Hardin County Schools

Summary

Hardin County has one of the largest school districts in Kentucky, serving 13,948 students in three high schools, five middle schools and thirteen elementary schools. Recent upgrades have resulted in energy savings and eight ENERGY STAR® awards for the school district.

 

Challenge

Hardin County School District’s vision, ’Helping Children Succeed’, is pursued through high quality education and other unique initiatives. When faced with an aging infrastructure, indoor air quality problems and classroom comfort issues, an initiative was started to provide students with the optimal learning environment by updating facilities and making them more energy efficient. With limited funds available, the school sought cost-effective solutions.

Solution

Based on their thirty-five-year relationship with Trane and knowledge of the company’s success in delivering HVAC equipment and performance contract solutions, Hardin County Schools selected Trane to help them reduce their total cost of ownership with a Trane Performance Contract. The performance contract included hybrid geothermal systems, new Trane Tracer Summit® systems and existing system upgrades, water source heat pumps and rooftop units, as well as lighting retrofits at fourteen facilities.

Geothermal systems, a natural fit for district’s needs
Perfect for Kentucky’s moderate climate, hybrid geothermal systems replaced aging HVAC systems at two of the district’s schools. The systems rely primarily on the earth’s natural thermal energy, a renewable source, to provide a quiet, comfortable indoor environment for students and staff. Fluid in the geothermal system’s below-ground pipes, or loop, absorbs the earth’s heat in winter and carries it to the building. In summer, the process is reversed as excess heat is drawn from the building, expelled to the loop and absorbed by the earth. A conventional system provides additional heating and cooling in extreme conditions. A geothermal system offers the lowest life cycle cost of any HVAC system. It is efficient and reliable, providing a 20-60 percent energy savings over a conventional system and requiring 50 percent less maintenance. A twenty-year life is standard for the geothermal system.

Web access to energy data
A Trane Tracer Summit® building automation system (BAS) with Tracer ES™ building automation control software has been implemented district-wide. The BAS system provides Hardin County Schools with web access to live energy data from thousands of data points at multiple facilities, enabling them to make real-time energy management decisions. The software also allows facilities managers to perform daily operations tasks including troubleshooting, scheduling, alarm management and data analysis.

Results

To date, the project has delivered $5 million in energy savings, allowing Hardin County Schools to reallocate that savings toward student initiatives. Gary Milby, associate superintendent of finance and support services with Hardin County Schools said of these savings, “The money is in a general fund and with the savings, we’re able to look at other areas that can benefit students such as purchasing text books, hiring teachers and now we can look into going wireless so that students can use their personal devices for educational purposes.”

Recognition for energy efficient choices
Trane assisted in gathering and submitting energy consumption data that resulted in New Highland and Parkway Elementary Schools receiving ENERGY STAR awards.

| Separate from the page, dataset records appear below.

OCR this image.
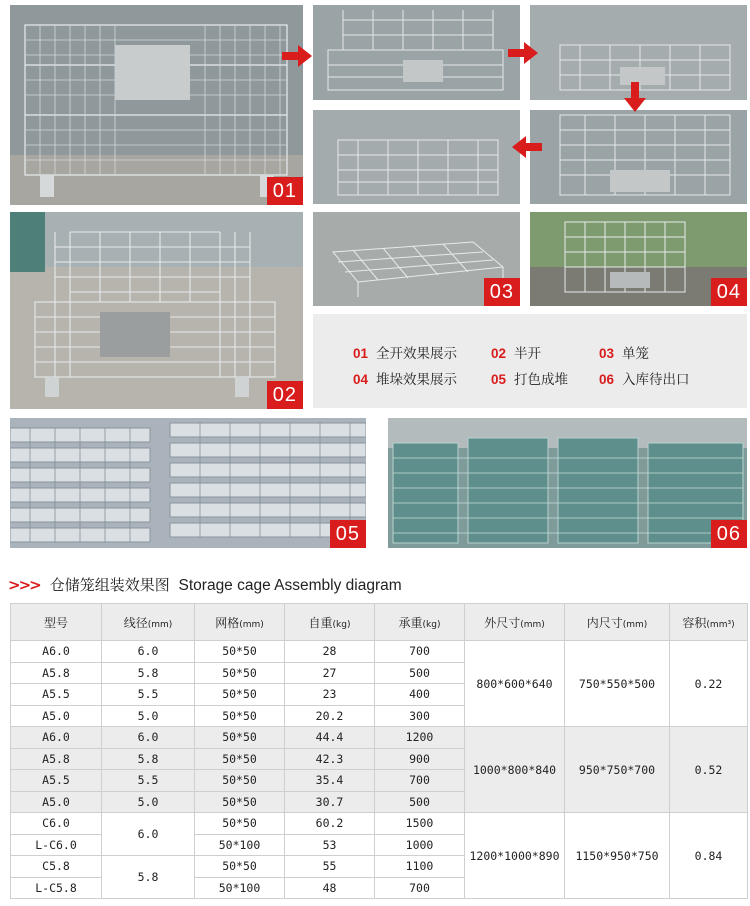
01
02
03	04
01 全开效果展示	02 半开	03 单笼
04 堆垛效果展示	05 打色成堆 06 入库待出口
05	06
>>> 仓储笼组装效果图 Storage cage Assembly diagram
型号	线径(mm)	网格(mm)	自重(kg)	承重(kg)	外尺寸(mm)	内尺寸(mm)	容积(mm³)
A6.0	6.0	50*50	28	700	800*600*640	750*550*500	0.22
A5.8	5.8	50*50	27	500			
A5.5	5.5	50*50	23	400			
A5.0	5.0	50*50	20.2	300			
A6.0	6.0	50*50	44.4	1200	1000*800*840	950*750*700	0.52
A5.8	5.8	50*50	42.3	900			
A5.5	5.5	50*50	35.4	700			
A5.0	5.0	50*50	30.7	500			
C6.0	6.0	50*50	60.2	1500	1200*1000*890	1150*950*750	0.84
L-C6.0		50*100	53	1000			
C5.8	5.8	50*50	55	1100			
L-C5.8		50*100	48	700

In addition, six more schools also received ENERGY STAR® awards. To qualify as an ENERGY STAR® building, energy performance must be in the top 25 percent of similar existing buildings, thermal comfort and indoor air quality must meet American Society of Heating, Refrigerating and Air Conditioning Engineers (ASHRAE) standards, and illuminance levels must be in accordance with the Illuminating Engineering Society of North America (IESNA) guidelines. “I don’t need a plaque to know that we’re a great school system, but it’s a nice reminder to us and the public that we work hard to make wise choices with tax dollars,” said Hardin County Schools facilities director, David Wyatt. “We want to provide the right environment for our students.” "Trane worked on a large project at Fort Knox and that put more service people in our backyard," said Wyatt. "In the beginning, our relationship with Trane wasn’t perfect, but we were able to build good relationships and the company helped us get more streamlined. Those key relationships and consistency have really helped." Today, Hardin County considers Trane to be a valuable partner in supporting their vision as they witness incredible opportunities for growth in their district.

About Hardin County Schools

Hardin County has one of the largest school districts in Kentucky, serving 13,948 students in three high schools, five middle schools and thirteen elementary schools. Recent upgrades have resulted in energy savings and eight ENERGY STAR® awards for the school district.